Las recientes protestas masivas y los bloqueos de carreteras registrados en Bolivia para exigir la dimisión del presidente Rodrigo Paz constituyen un desafío directo para todas las democracias del continente americano. Así lo manifestó este miércoles el canciller boliviano, Fernando Aramayo, en el marco de su discurso durante la 56 Asamblea General de la Organización de los Estados Americanos, donde enfatizó que los retos políticos actuales no son estrictamente locales, sino problemas compartidos por la región.
El jefe de la diplomacia boliviana argumentó que el severo conflicto interno obliga a los países del hemisferio a reflexionar sobre los mecanismos necesarios para garantizar de forma simultánea el derecho a la protesta social y la expresión de las diferencias con el funcionamiento continuo del Estado y el bienestar colectivo. Aramayo remarcó que ningún sistema democrático puede subsistir de manera aislada y que el apoyo internacional es un recurso indispensable para sostener la gobernabilidad regional.
Lecciones de la crisis y preservación institucional
Aramayo sostuvo ante los delegados internacionales que la experiencia vivida por su país demuestra que es posible administrar crisis sociales agudas recurriendo exclusivamente a herramientas institucionales, democráticas y respetuosas de la soberanía nacional. Según el ministro, las estructuras gubernamentales pueden salir fortalecidas de los momentos de alta polarización siempre y cuando se prioricen los canales de diálogo y se defienda la vigencia del marco constitucional.

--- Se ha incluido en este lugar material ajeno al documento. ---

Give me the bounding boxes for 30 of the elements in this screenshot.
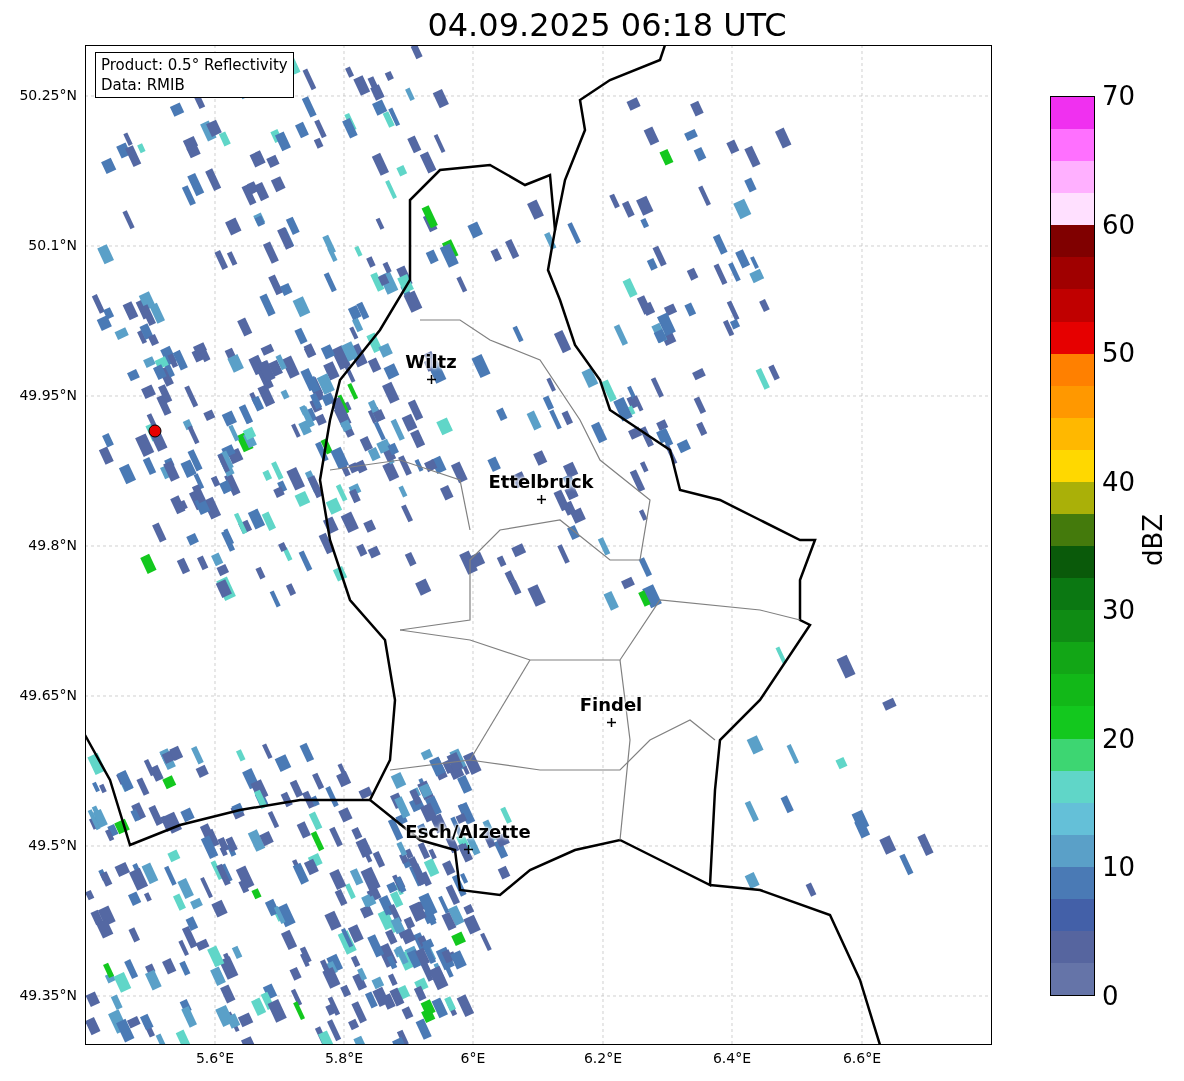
axis-tick-label: 50.1°N: [28, 237, 77, 253]
axis-tick-label: 49.5°N: [28, 837, 77, 853]
axis-tick-label: 6°E: [460, 1050, 486, 1066]
colorbar-tick-label: 20: [1102, 722, 1136, 755]
legend-text: Product: 0.5° Reflectivity: [101, 55, 288, 75]
axis-tick-label: 49.35°N: [19, 987, 77, 1003]
colorbar-tick-label: 0: [1102, 980, 1119, 1012]
colorbar-tick-label: 60: [1102, 208, 1136, 241]
axis-tick-label: 6.4°E: [712, 1050, 752, 1066]
colorbar-tick-label: 70: [1102, 80, 1136, 112]
place-label: Findel: [579, 694, 643, 715]
axis-tick-label: 49.95°N: [19, 387, 77, 403]
plus-marker-icon: [464, 845, 473, 854]
axis-tick-label: 49.65°N: [19, 687, 77, 703]
axis-tick-label: 6.2°E: [583, 1050, 623, 1066]
plus-marker-icon: [607, 718, 616, 727]
plus-marker-icon: [537, 495, 546, 504]
colorbar-tick-label: 30: [1102, 594, 1136, 627]
colorbar-tick-label: 10: [1102, 851, 1136, 884]
chart-title: 04.09.2025 06:18 UTC: [426, 5, 788, 45]
axis-tick-label: 5.6°E: [195, 1050, 235, 1066]
axis-tick-label: 49.8°N: [28, 537, 77, 553]
legend-text: Data: RMIB: [101, 75, 186, 95]
axis-tick-label: 50.25°N: [19, 87, 77, 103]
axis-tick-label: 6.6°E: [842, 1050, 882, 1066]
colorbar-label: dBZ: [1138, 513, 1168, 566]
colorbar-tick-label: 40: [1102, 465, 1136, 498]
plus-marker-icon: [427, 375, 436, 384]
colorbar-tick-label: 50: [1102, 337, 1136, 370]
axis-tick-label: 5.8°E: [324, 1050, 364, 1066]
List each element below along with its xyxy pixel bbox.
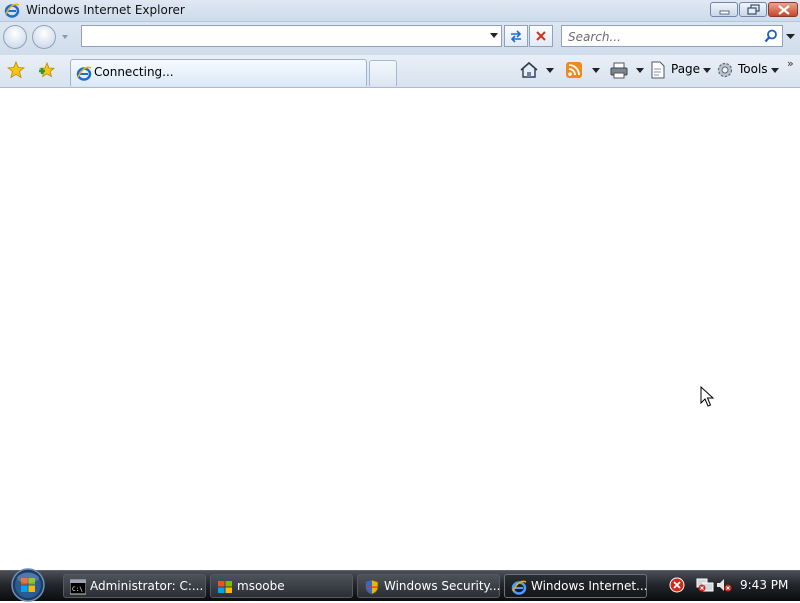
volume-muted-icon[interactable] xyxy=(716,577,732,593)
search-icon[interactable] xyxy=(764,29,778,43)
page-content-area[interactable] xyxy=(0,88,800,570)
tools-menu-button[interactable]: Tools xyxy=(716,61,782,79)
start-button[interactable] xyxy=(8,567,48,603)
ie-icon xyxy=(76,66,92,81)
shield-icon xyxy=(365,579,379,595)
address-bar[interactable] xyxy=(81,25,502,47)
recent-pages-dropdown-icon[interactable] xyxy=(60,32,70,42)
page-dropdown-icon xyxy=(703,68,711,73)
mouse-cursor-icon xyxy=(700,386,714,407)
search-dropdown-icon[interactable] xyxy=(786,34,795,40)
home-icon xyxy=(520,61,538,78)
taskbar-item-msoobe[interactable]: msoobe xyxy=(210,574,353,598)
home-dropdown-icon[interactable] xyxy=(545,67,555,75)
tab-command-bar: Connecting... Page Tools » xyxy=(0,55,800,88)
minimize-icon xyxy=(719,10,730,15)
home-button[interactable] xyxy=(519,61,557,79)
stop-icon xyxy=(536,31,546,41)
print-button[interactable] xyxy=(609,61,647,79)
taskbar-clock[interactable]: 9:43 PM xyxy=(740,578,788,592)
network-icon[interactable] xyxy=(696,577,714,593)
stop-button[interactable] xyxy=(529,25,553,47)
security-alert-icon[interactable] xyxy=(669,577,685,593)
print-dropdown-icon[interactable] xyxy=(635,67,645,75)
cmd-icon: C:\ xyxy=(70,579,86,595)
navigation-bar xyxy=(0,22,800,55)
tools-dropdown-icon xyxy=(771,68,779,73)
refresh-button[interactable] xyxy=(504,25,528,47)
maximize-icon xyxy=(747,4,760,15)
refresh-icon xyxy=(510,30,522,43)
printer-icon xyxy=(610,62,628,79)
taskbar: C:\ Administrator: C:... msoobe Windows … xyxy=(0,567,800,603)
ie-icon xyxy=(4,3,20,18)
add-favorites-icon[interactable] xyxy=(37,61,55,79)
page-icon xyxy=(651,61,665,79)
minimize-button[interactable] xyxy=(710,2,738,17)
address-input[interactable] xyxy=(84,27,488,47)
taskbar-item-label: Windows Security... xyxy=(384,579,501,593)
back-button[interactable] xyxy=(3,25,27,49)
taskbar-item-internet-explorer[interactable]: Windows Internet... xyxy=(504,574,647,598)
taskbar-item-security[interactable]: Windows Security... xyxy=(357,574,500,598)
close-button[interactable] xyxy=(768,2,798,17)
close-icon xyxy=(778,5,790,15)
search-box[interactable] xyxy=(561,25,783,47)
taskbar-item-label: Administrator: C:... xyxy=(90,579,204,593)
feeds-button[interactable] xyxy=(565,61,603,79)
ie-icon xyxy=(511,580,527,595)
search-input[interactable] xyxy=(566,27,760,47)
window-title: Windows Internet Explorer xyxy=(26,3,185,17)
taskbar-item-label: Windows Internet... xyxy=(531,579,648,593)
windows-flag-icon xyxy=(218,581,232,593)
taskbar-item-cmd[interactable]: C:\ Administrator: C:... xyxy=(63,574,206,598)
tab-connecting[interactable]: Connecting... xyxy=(70,59,367,86)
page-menu-button[interactable]: Page xyxy=(650,61,712,79)
forward-button[interactable] xyxy=(32,25,56,49)
favorites-star-icon[interactable] xyxy=(7,61,25,79)
page-menu-label: Page xyxy=(671,62,701,76)
taskbar-item-label: msoobe xyxy=(237,579,285,593)
restore-button[interactable] xyxy=(739,2,767,17)
tools-menu-label: Tools xyxy=(738,62,768,76)
tab-label: Connecting... xyxy=(94,65,174,79)
svg-text:C:\: C:\ xyxy=(72,586,83,593)
toolbar-overflow-chevron[interactable]: » xyxy=(787,57,794,70)
feeds-dropdown-icon[interactable] xyxy=(591,67,601,75)
new-tab-button[interactable] xyxy=(369,60,397,86)
rss-feed-icon xyxy=(566,62,582,78)
title-bar: Windows Internet Explorer xyxy=(0,0,800,22)
address-dropdown-icon[interactable] xyxy=(489,32,499,40)
gear-icon xyxy=(717,62,733,78)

El canciller boliviano añadió que los problemas complejos que afronta el continente exigen un compromiso mayor con los valores democráticos y la creación de normativas capaces de proteger la libertad individual, los derechos humanos, la estabilidad del Gobierno y la paz social al mismo tiempo.
Agradecimiento por el respaldo diplomático y regional
Durante su alocución, el representante gubernamental puso en relieve la asistencia humanitaria y el respaldo político facilitado por diversas naciones americanas a lo largo de las siete semanas de paros y bloqueos. En ese sentido, Aramayo hizo una mención especial a la colaboración prestada por Chile, un hecho relevante debido a que ambos países no sostienen vínculos diplomáticos formales a nivel de embajadores desde el año 1978 a causa del diferendo histórico por la reclamación marítima boliviana.
De igual forma, el canciller expresó la gratitud de su Gobierno ante la iniciativa liderada por Panamá para articular, en coordinación con Ecuador, Chile, Costa Rica, República Dominicana y Paraguay, una comitiva especial integrada por ministros de Relaciones Exteriores y de Defensa destinada a dar seguimiento a la situación en Bolivia.
El balance de las siete semanas de conflicto interno
Las movilizaciones en el país andino se iniciaron el pasado 6 de mayo bajo la conducción de la federación de campesinos de La Paz y la Central Obrera Boliviana, organizaciones a las que posteriormente se sumaron sectores leales al expresidente Evo Morales. La consigna principal de las protestas era forzar la renuncia del mandatario Rodrigo Paz, quien para ese momento apenas acumulaba siete meses al frente del Poder Ejecutivo.
La interrupción prolongada de las principales carreteras del país derivó en un desabastecimiento crítico de suministros básicos, combustibles y oxígeno para uso médico en múltiples centros urbanos. El balance humano de las jornadas dejó un saldo de al menos 16 personas fallecidas, de las cuales 13 perdieron la vida debido a la imposibilidad de recibir atención médica a tiempo por culpa de las barricadas, además de generar afectaciones económicas calculadas en más de 3.000 millones de dólares.
La etapa más crítica del conflicto concluyó el pasado sábado cuando, tras concretar una serie de compromisos con la dirigencia de la Central Obrera Boliviana, el presidente Paz decretó el estado de excepción. La medida facultó el despliegue inmediato de las fuerzas de la Policía Nacional y el Ejército para liberar las vías obstruidas y restablecer por completo el tránsito de mercancías y personas en todo el territorio.